King Charles VII, 1445-50, Jean Fouquet

Portrait of Agnes Sorel, ca. 1450,
Jean Fouquet
Around 1450, Fouquet came to the attention of the King of France, Charles VII, for whom he painted a miniature portrait (above, left, a novelty at the time). A short time later, having been appointed the "king's painter" Fouquet was commissioned to do an official portrait of the king (above, the order of these, may be reversed, though the king looks younger in the more informal miniature). Later, Fouquet also painted the king's mistress, Agnes Sorel (left), said to have been the most beautiful woman in France. If the exposed breast seems strange to us today, it was no less so in 1450. In any case, this is where the story gets interesting.

The wife of the king's treasurer, Étienne Chevalier, died. The wealthy government official commissioned Fouquet to create a diptych (two panels) to be placed over her tomb in the Melun Cathedral. Fouquet painted the Melun Diptych (top). The left panel depicts Etienne Chevalier and his patron saint, St. Stephen, in a surprisingly natural, Italian-style setting (though the perspective is a bit inept). The right panel (below) is a different matter.

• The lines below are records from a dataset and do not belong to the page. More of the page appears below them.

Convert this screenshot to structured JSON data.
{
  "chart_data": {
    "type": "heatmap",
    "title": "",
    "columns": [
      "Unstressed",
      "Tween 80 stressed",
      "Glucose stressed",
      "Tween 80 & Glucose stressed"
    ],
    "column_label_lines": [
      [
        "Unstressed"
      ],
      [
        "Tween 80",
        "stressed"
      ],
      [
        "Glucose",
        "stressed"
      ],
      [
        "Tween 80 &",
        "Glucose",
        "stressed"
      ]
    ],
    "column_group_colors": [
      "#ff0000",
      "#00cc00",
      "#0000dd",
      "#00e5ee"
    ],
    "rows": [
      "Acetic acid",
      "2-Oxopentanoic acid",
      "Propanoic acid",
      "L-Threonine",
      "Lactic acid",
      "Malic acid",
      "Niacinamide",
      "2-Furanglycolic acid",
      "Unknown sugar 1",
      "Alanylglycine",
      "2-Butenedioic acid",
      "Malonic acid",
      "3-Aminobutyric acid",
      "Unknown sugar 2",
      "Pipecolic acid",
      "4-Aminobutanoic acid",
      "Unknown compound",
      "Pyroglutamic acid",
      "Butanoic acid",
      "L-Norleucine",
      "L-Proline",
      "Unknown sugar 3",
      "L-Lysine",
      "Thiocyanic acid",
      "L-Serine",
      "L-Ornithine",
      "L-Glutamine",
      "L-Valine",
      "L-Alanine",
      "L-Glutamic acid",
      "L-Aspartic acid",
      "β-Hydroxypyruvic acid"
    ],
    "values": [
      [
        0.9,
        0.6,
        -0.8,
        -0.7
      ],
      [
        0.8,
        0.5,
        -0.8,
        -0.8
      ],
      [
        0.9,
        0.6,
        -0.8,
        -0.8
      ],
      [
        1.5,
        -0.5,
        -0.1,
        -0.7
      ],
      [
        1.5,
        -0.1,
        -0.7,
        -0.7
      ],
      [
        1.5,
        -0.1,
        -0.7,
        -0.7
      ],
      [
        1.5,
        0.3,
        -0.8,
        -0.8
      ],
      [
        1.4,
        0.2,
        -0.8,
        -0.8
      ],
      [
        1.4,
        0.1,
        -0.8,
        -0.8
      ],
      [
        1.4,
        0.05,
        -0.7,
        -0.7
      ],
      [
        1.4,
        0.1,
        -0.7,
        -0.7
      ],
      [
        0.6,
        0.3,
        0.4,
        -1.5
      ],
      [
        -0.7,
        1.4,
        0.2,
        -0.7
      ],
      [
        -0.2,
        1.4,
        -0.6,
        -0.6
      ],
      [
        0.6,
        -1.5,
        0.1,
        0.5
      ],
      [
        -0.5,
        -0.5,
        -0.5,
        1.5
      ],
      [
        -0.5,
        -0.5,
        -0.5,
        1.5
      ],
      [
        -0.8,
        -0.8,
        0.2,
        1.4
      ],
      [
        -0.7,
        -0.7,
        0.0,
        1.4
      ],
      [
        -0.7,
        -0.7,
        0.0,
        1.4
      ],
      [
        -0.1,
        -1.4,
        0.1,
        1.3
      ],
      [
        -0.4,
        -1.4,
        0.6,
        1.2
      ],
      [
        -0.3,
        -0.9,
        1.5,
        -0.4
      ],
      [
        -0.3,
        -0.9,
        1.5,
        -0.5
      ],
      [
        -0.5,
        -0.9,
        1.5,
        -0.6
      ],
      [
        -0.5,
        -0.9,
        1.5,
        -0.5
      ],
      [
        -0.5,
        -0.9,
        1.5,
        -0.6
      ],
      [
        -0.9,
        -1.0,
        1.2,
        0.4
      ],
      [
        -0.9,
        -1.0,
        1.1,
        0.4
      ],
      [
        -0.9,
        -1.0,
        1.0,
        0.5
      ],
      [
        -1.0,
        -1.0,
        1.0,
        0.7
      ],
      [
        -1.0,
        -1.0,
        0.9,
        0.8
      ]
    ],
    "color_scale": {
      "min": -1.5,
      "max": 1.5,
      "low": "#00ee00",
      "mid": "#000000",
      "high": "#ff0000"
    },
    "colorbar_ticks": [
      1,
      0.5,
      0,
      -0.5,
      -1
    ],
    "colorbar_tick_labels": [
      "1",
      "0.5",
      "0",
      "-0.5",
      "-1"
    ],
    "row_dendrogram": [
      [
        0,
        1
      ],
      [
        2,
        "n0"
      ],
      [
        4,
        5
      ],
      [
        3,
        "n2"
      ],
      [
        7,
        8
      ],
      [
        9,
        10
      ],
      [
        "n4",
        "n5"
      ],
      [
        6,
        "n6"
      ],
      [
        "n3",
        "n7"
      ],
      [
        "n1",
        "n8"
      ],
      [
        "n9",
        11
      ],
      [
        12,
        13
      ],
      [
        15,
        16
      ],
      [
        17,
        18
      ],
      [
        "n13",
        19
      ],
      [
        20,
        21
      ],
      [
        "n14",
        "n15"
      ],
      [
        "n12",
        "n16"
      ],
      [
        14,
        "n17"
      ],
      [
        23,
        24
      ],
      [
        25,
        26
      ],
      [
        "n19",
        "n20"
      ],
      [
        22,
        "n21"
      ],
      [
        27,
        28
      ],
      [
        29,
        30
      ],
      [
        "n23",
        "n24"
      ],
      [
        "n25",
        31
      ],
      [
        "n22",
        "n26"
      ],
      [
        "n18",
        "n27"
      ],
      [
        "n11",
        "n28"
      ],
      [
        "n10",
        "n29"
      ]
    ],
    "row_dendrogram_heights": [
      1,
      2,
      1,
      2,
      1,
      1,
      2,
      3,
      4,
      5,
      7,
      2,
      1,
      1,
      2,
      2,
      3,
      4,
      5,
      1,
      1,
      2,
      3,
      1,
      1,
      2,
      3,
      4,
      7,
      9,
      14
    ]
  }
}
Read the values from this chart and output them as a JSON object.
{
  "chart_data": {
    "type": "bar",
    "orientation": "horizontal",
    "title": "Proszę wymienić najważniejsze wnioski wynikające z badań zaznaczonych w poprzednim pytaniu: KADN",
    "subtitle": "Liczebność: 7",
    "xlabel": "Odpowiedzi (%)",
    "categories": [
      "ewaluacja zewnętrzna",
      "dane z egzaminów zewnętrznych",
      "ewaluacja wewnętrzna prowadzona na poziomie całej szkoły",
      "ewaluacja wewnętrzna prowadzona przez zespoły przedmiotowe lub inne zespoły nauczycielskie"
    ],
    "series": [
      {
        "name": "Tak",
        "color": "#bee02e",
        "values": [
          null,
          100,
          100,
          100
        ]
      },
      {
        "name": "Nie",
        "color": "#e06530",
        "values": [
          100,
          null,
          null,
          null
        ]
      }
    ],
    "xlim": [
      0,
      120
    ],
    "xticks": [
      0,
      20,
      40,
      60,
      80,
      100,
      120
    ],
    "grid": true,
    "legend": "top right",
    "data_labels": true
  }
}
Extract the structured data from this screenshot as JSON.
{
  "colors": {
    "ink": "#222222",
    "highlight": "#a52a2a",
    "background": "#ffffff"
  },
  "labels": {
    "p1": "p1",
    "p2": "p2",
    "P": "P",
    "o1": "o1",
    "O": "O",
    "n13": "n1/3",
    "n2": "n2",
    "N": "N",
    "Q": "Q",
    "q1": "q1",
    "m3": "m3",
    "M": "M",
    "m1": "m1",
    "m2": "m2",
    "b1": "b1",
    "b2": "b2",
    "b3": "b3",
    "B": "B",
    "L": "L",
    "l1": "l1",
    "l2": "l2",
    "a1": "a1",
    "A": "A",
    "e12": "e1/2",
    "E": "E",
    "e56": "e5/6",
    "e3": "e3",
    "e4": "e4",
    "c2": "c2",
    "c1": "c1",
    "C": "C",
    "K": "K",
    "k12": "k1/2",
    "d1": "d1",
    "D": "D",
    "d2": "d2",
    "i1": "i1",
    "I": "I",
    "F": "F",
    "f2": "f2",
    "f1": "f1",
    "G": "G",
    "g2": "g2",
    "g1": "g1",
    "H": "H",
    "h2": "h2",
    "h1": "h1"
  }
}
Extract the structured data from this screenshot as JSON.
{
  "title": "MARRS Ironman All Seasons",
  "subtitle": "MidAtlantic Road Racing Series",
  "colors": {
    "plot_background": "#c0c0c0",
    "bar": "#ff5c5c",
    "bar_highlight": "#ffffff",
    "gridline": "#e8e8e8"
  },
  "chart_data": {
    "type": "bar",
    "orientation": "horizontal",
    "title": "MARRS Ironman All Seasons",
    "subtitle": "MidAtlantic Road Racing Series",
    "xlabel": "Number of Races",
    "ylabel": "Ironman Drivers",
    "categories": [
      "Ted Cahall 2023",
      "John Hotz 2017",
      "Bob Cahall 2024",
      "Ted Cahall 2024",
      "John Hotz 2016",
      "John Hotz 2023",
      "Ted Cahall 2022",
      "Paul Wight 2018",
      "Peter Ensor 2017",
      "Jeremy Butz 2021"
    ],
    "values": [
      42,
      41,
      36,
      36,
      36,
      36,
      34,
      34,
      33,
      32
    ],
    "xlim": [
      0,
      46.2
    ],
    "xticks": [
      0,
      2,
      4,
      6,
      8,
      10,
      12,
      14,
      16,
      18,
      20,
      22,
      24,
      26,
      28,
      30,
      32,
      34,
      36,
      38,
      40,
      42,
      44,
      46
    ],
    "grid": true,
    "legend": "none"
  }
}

The Virgin and Infant, 1450-54, Melun Diptych (right panel), Jean Fouquet.
The Crucifixion, 1460, Jean Fouquet
Even a cursory glance in comparing it and Fouquet's Portrait of Agnes Sorel (above, left) leaves no doubt who the model was. Beyond that though, never in the history of diptychs were two panels ever so mismatched. The panel depicting the "virgin" and child presents both figures in deathly pale flesh tones. The throne and crown are highly stylized, the flattened background decorated with red puti of no apparent significance. Also, while we're being sticklers for details, the Christ-child is not circumcised. And though one or two other artists of the Northern Renaissance have depicted a nursing Madonna, Fouquet's version is more erotic than motherly. The child seems not to be hungry. One might easily guess the two panels were done by two different artists, except for Fouquet's earlier portrait of Agnes Sorel. Beyond that, however, the self-portrait image of the artist (top, right) was affixed to the diptych frame, making this work one of the earliest paintings to be signed by any artist and the only one ever signed by this artist.

God Introducing Adam and Eve,
1470, Jean Fouquet
In highly Catholic Italy, such a painting might have gotten the artist crucified (if not in fact, then in essence). Actually Fouquet's star seems to have soared following the Melun Diptych, including a very respectable 1460 version of The Crucifixion (above, left, Northern Renaissance artist loved this subject). And if you've ever pondered the question of who first introduced Adam and Eve (probably not), Fouquet fills in the visual blanks with his God Introducing Adam and Eve (right) from 1470. Fouquet's Building of the Temple in Jerusalem (bottom) is fascinating as well, if you can get past his assumption that the Old Testament Jews were familiar with Gothic church architecture. Fouquet died in 1481. And though we may find his work strange in context, humorous, perhaps even blasphemous, it's important to remember in appraising the work of Jean Fouquet, that most of these images were page-size, painted on parchment as illustrations for prayer books--private, rather than public art.

The Building of the Temple in Jerusalem, 1470, Jean Fouquet.